Let dp[i] = number of valid ways to partition nums[0..i-1].

Sliding Window

Maintain a window [left..r] such that max - min ≤ k.

Monotonic Queues

A decreasing deque to track the maximum in the window
An increasing deque to track the minimum in the window

Prefix Sum Optimization

For each index r:

Let L be the smallest valid left
All partitions ending at r can start from any index in [L, r]
Hence:

dp[r + 1] = dp[L] + dp[L + 1] + ... + dp[r]

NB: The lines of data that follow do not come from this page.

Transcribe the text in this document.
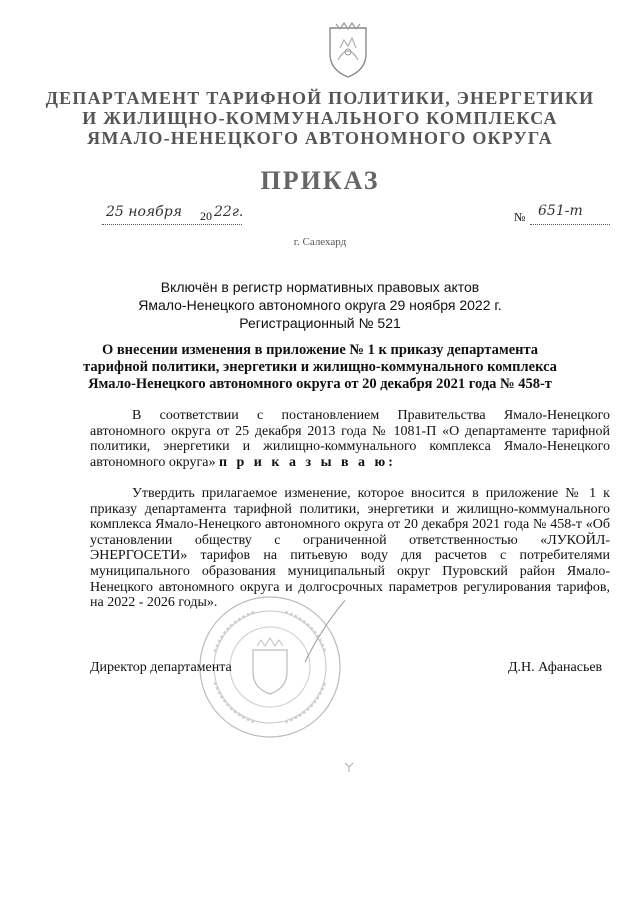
ДЕПАРТАМЕНТ ТАРИФНОЙ ПОЛИТИКИ, ЭНЕРГЕТИКИ
И ЖИЛИЩНО-КОММУНАЛЬНОГО КОМПЛЕКСА
ЯМАЛО-НЕНЕЦКОГО АВТОНОМНОГО ОКРУГА
ПРИКАЗ
25 ноября 20 22г.	№ 651-т
г. Салехард
Включён в регистр нормативных правовых актов
Ямало-Ненецкого автономного округа 29 ноября 2022 г.
Регистрационный № 521
О внесении изменения в приложение № 1 к приказу департамента
тарифной политики, энергетики и жилищно-коммунального комплекса
Ямало-Ненецкого автономного округа от 20 декабря 2021 года № 458-т
В соответствии с постановлением Правительства Ямало-Ненецкого автономного округа от 25 декабря 2013 года № 1081-П «О департаменте тарифной политики, энергетики и жилищно-коммунального комплекса Ямало-Ненецкого автономного округа» п р и к а з ы в а ю:
Утвердить прилагаемое изменение, которое вносится в приложение № 1 к приказу департамента тарифной политики, энергетики и жилищно-коммунального комплекса Ямало-Ненецкого автономного округа от 20 декабря 2021 года № 458-т «Об установлении обществу с ограниченной ответственностью «ЛУКОЙЛ-ЭНЕРГОСЕТИ» тарифов на питьевую воду для расчетов с потребителями муниципального образования муниципальный округ Пуровский район Ямало-Ненецкого автономного округа и долгосрочных параметров регулирования тарифов, на 2022 - 2026 годы».
Директор департамента	Д.Н. Афанасьев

We use a prefix sum array to compute this in O(1) time.

⏱️ Complexity Analysis

Time Complexity: O(n)
Each element is added and removed from the deques at most once.
Space Complexity: O(n)
For DP, prefix sums, and deques.

🧑‍💻 Code (JavaScript)

/**
* @param {number[]} nums
* @param {number} k
* @return {number}
*/
var countPartitions = function(nums, k) {
  const MOD = 1_000_000_007;
  const n = nums.length;

  const dp = new Array(n + 1).fill(0);
  const pref = new Array(n + 2).fill(0);

  dp[0] = 1;
  pref[1] = 1;

  let left = 0;
  const maxQ = [];
  const minQ = [];
  let maxF = 0, minF = 0;

  for (let r = 0; r < n; r++) {
      while (maxQ.length > maxF && nums[maxQ[maxQ.length - 1]] <= nums[r]) {
          maxQ.pop();
      }
      maxQ.push(r);

      while (minQ.length > minF && nums[minQ[minQ.length - 1]] >= nums[r]) {
          minQ.pop();
      }
      minQ.push(r);

      while (true) {
          while (maxF < maxQ.length && maxQ[maxF] < left) maxF++;
          while (minF < minQ.length && minQ[minF] < left) minF++;

          if (nums[maxQ[maxF]] - nums[minQ[minF]] <= k) break;
          left++;
      }

      let ways = (pref[r + 1] - pref[left]) % MOD;
      if (ways < 0) ways += MOD;

      dp[r + 1] = ways;
      pref[r + 2] = (pref[r + 1] + dp[r + 1]) % MOD;
  }

  return dp[n];
};

🧩 Example Walkthrough

Input:
nums = [9,4,1,3,7], k = 4

Valid partitions = 6

The sliding window ensures we only consider segments that obey the max - min ≤ k rule, and DP counts all valid combinations efficiently.

🎯 Reflection

This problem is a great example of how:

Sliding windows can prune invalid ranges
Monotonic queues make range max/min efficient
Prefix sums turn a nested DP into linear time

A perfect blend of techniques you’ll see again and again in medium–hard problems.

That’s it for Day 82 of my LeetCode challenge 💪
See you tomorrow 🚀

Happy Coding 👨‍💻